The Spend's June 8 item on the AI bill that nobody budgeted for is also relevant context: token economics are reshaping how companies pay for AI, and the bills are coming in larger and less predictable than anticipated. For marketing teams that have moved AI tools from pilot to production, the infrastructure cost is becoming a line item that competes with media budget. That is a structural pressure on programmatic spending that will not be visible in platform revenue data but will show up in advertiser budget allocation decisions through the second half of 2026.

Also noted

  • June 10, 2026: APA and Edison Research surveys put 2025 US audiobook revenue at $2.43 billion, up 9 percent year over year, with 157 million active US listeners and over 750,000 active titles. YouTube piracy of audiobook content is rising, and willingness to purchase AI-narrated titles dropped sharply in the 2026 survey versus the prior year, a finding with direct relevance for audio content strategy and AI voice licensing.

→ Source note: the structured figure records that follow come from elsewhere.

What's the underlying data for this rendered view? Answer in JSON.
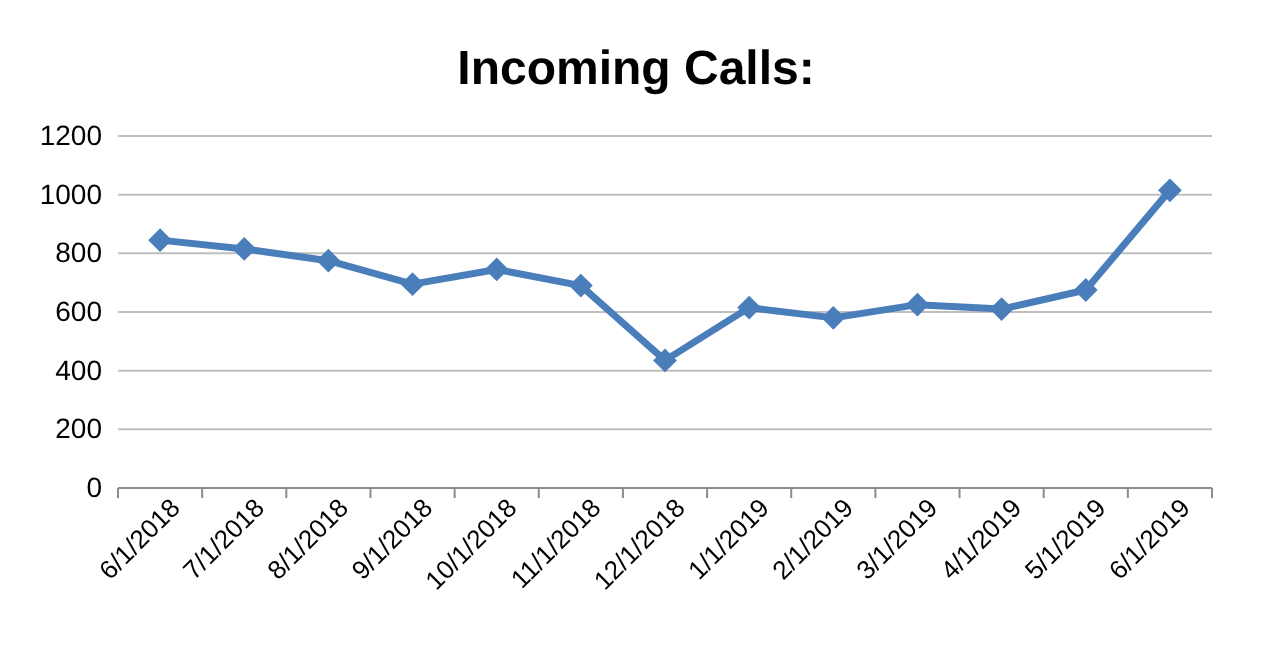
{
  "chart_data": {
    "type": "line",
    "title": "Incoming Calls:",
    "categories": [
      "6/1/2018",
      "7/1/2018",
      "8/1/2018",
      "9/1/2018",
      "10/1/2018",
      "11/1/2018",
      "12/1/2018",
      "1/1/2019",
      "2/1/2019",
      "3/1/2019",
      "4/1/2019",
      "5/1/2019",
      "6/1/2019"
    ],
    "series": [
      {
        "color": "#4a7ebb",
        "values": [
          845,
          815,
          775,
          695,
          745,
          690,
          435,
          615,
          580,
          625,
          610,
          675,
          1015
        ]
      }
    ],
    "ylim": [
      0,
      1200
    ],
    "yticks": [
      0,
      200,
      400,
      600,
      800,
      1000,
      1200
    ],
    "grid": "y",
    "marker": "diamond"
  }
}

  • June 10, 2026: Novi analyzed 10.7 million ChatGPT citations across more than 98,000 sources, finding that Reddit outranks Sephora and Allure when ChatGPT recommends beauty, skincare, and fragrance products. The data reveals a structural gap between where beauty brands publish controlled content and where AI systems find the content they trust enough to cite.
  • June 10, 2026: Semrush analyzed 89,000 LinkedIn URLs cited by AI search tools, mapping the content structure patterns, employee advocacy signals, and publication behaviors that correlate with AI citation rates on the professional network. The findings provide the clearest published picture yet of how professional network content earns AI visibility.
  • June 10, 2026: Kinsta launched free Bot Protection for all WordPress plans, giving site owners dashboard-level control over AI crawlers and automated traffic without server configuration. Apple's June 8 Applebot documentation update added AI training controls and nosnippet directives tied to how Siri processes publisher content for AI-generated responses. These two announcements on consecutive days reflect the same publisher-side pressure: the need to govern which AI systems access what content, on what terms, with what controls.
  • June 10, 2026: EMARKETER projects US AI ad spending will more than double to $68.25 billion by 2030, while placing ChatGPT's US chatbot advertising ceiling at $5 billion by the same year, with over 80 percent of total AI ad spend flowing beside AI-generated content rather than inside chatbot interfaces. The forecast frames the distinction between advertising adjacent to AI and advertising inside AI as the defining budget allocation question of the next four years.
  • June 10, 2026: Google DeepMind selected 15 European robotics startups for a three-month equity-free accelerator with access to Gemini robotics model infrastructure and direct DeepMind mentorship. Apple's iOS 27 announcement on June 10 introduced Tap to Share for contactless data exchange at retail checkout, Local Lists in Maps, and Visual Intelligence bill-splitting, none of which are ad products but each of which creates a behaviour surface relevant to local and retail campaign planning.